Despite the fact that there is only one legal party, democratic protests are repressed with violence and jail and the State exercises the information monopoly, censors the internet and systematically violates human rights in regions such as Xinjiang, its State Council declared that “there is no fixed model of democracy; it manifests itself in many forms,” and China is a “Democracy that works”.

Another reason China would be upset is that the United States has also invited Taiwan – the island nation that Beijing considers part of its territory and therefore does not tolerate other countries treating it as an independent entity. The Pentagon’s strategic calculations say that China will invade Taiwan within five to six years, with a chance of success.

The second reason the summit raises questions is that its host, the United States, may not be at the best time to give lessons on governance, the rule of law and transparency. The year 2021 began with an assault on the Capitol by a mob encouraged by a president who still refuses to accept defeat, wrapping himself in the squid ink of lies and conspiracy theories.

Last summer, the White House withdrew in a bloody and disorderly manner its troops from Afghanistan, a country in which 20 years of war have practically only served to return to the beginning: to the fundamentalist regime of the Taliban. A difficult stain to erase on the honor and morale of the United States, incapable, for decades, of finishing the missions it begins.

The world perceives these and other problems: growing inequality, lousy or very expensive health coverage, the practically secret and unlimited financing of political parties and polarization that poisons everything, including the vaccination campaign or the use of a mask against the covid. As we said a few days ago, only 17% of those surveyed in industrialized countries believe that American democracy “is an example to follow”. Numbers light years away from the reputation Americans used to enjoy.

The third reason that generates misgivings is that the summit does not have binding mechanisms, which, together with the questionable democratic credentials of some of the attendees, invites suspicion and mistrust. Conservative voices, such as diplomat Elliott Abrams in a Heritage Foundation debate, have declared that this is a public relations operation for Biden. Lots of good-sounding words with nothing underneath to sustain them.

At the same time, as the proponents of the initiative argue, we would be at the right time to start a debate and do so with the muscle that can only be put on by the State Department, which had, until 2019, the largest diplomatic corps in the world: the which had more positions (until it was overtaken by … China). 2021 will be settled with a history of six coups d’état, for example, that of Sudan or Myanmar, and with a general decline in democratic sympathies in the world: the highest in 25 years, according to a study by the University of Cambridge.

Regarding the moral authority of the United States, it was never a perfect country, which did not prevent it from fighting effectively, at times, for its moral flags. It did, according to veteran diplomat Daniel Fried, in World War II. 

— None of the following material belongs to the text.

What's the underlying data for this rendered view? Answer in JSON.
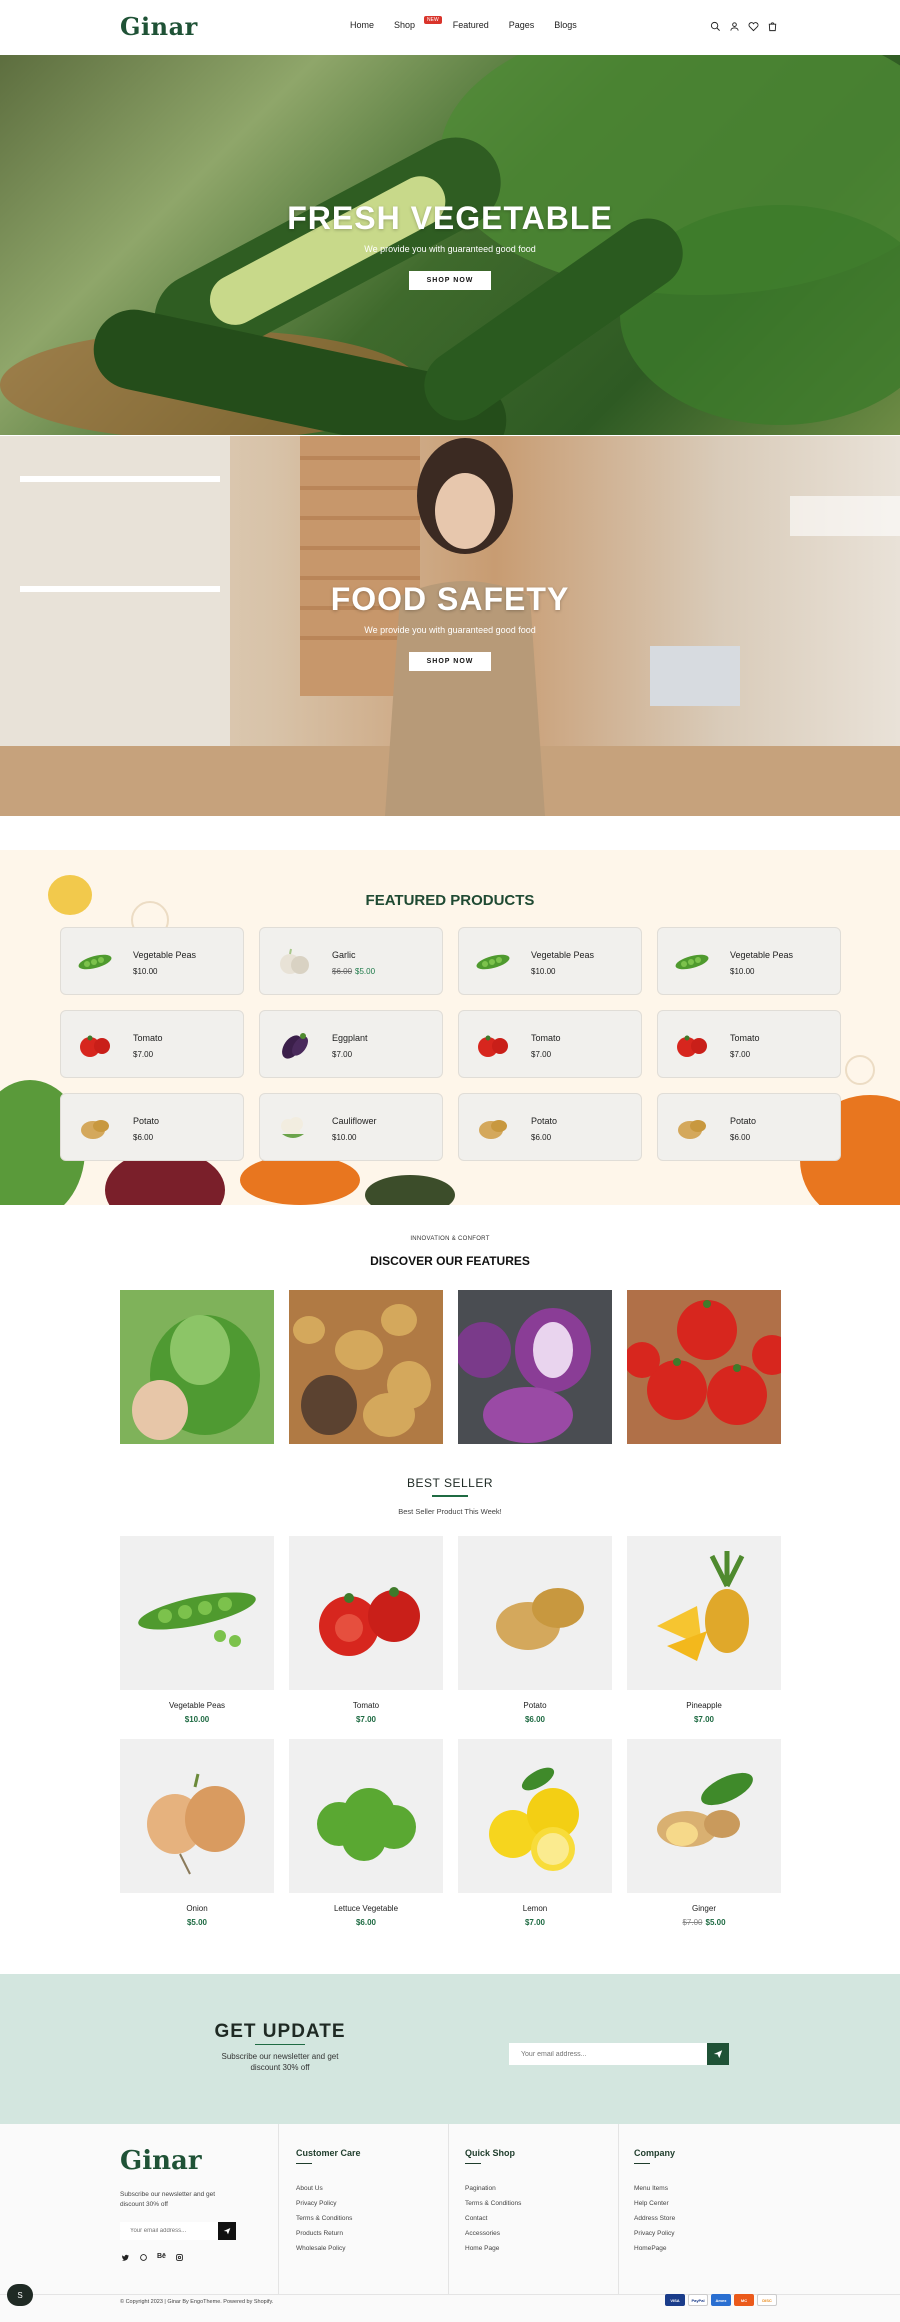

“We were worse off in 1945. We had legal segregation in this country. Does that mean we shouldn’t have supported democracy in Europe because we had flaws?,” Said Fried, a former US Secretary of State for European Affairs, during a debate on Al Jazeera about the summit.

Scholars James Goldgeier and Bruce Jentleson write in Politico that the summit may end up being a “self-inflicted wound,” but it can also be saved. They recommend including civil society personalities from these countries, openly criticizing the abuses that are committed in them and using the Copenhagen Democracy Summit, which is held next June, to review to what extent it has been tried to keep promises made this week.

The US government has tried not to be too specific about the details of the meeting. In the words of the spokesperson, Jen Psaki: “You’re always trying to make yourself better, to lead better, to push other countries to be better, and this is an opportunity to do exactly that,” she stated. “I understand, of course, the interest in the invite list, but it’s not meant to be, again, a stamp of approval or disapproval — it’s just meant to have a diverse range of voices and faces and representatives at the discussion”.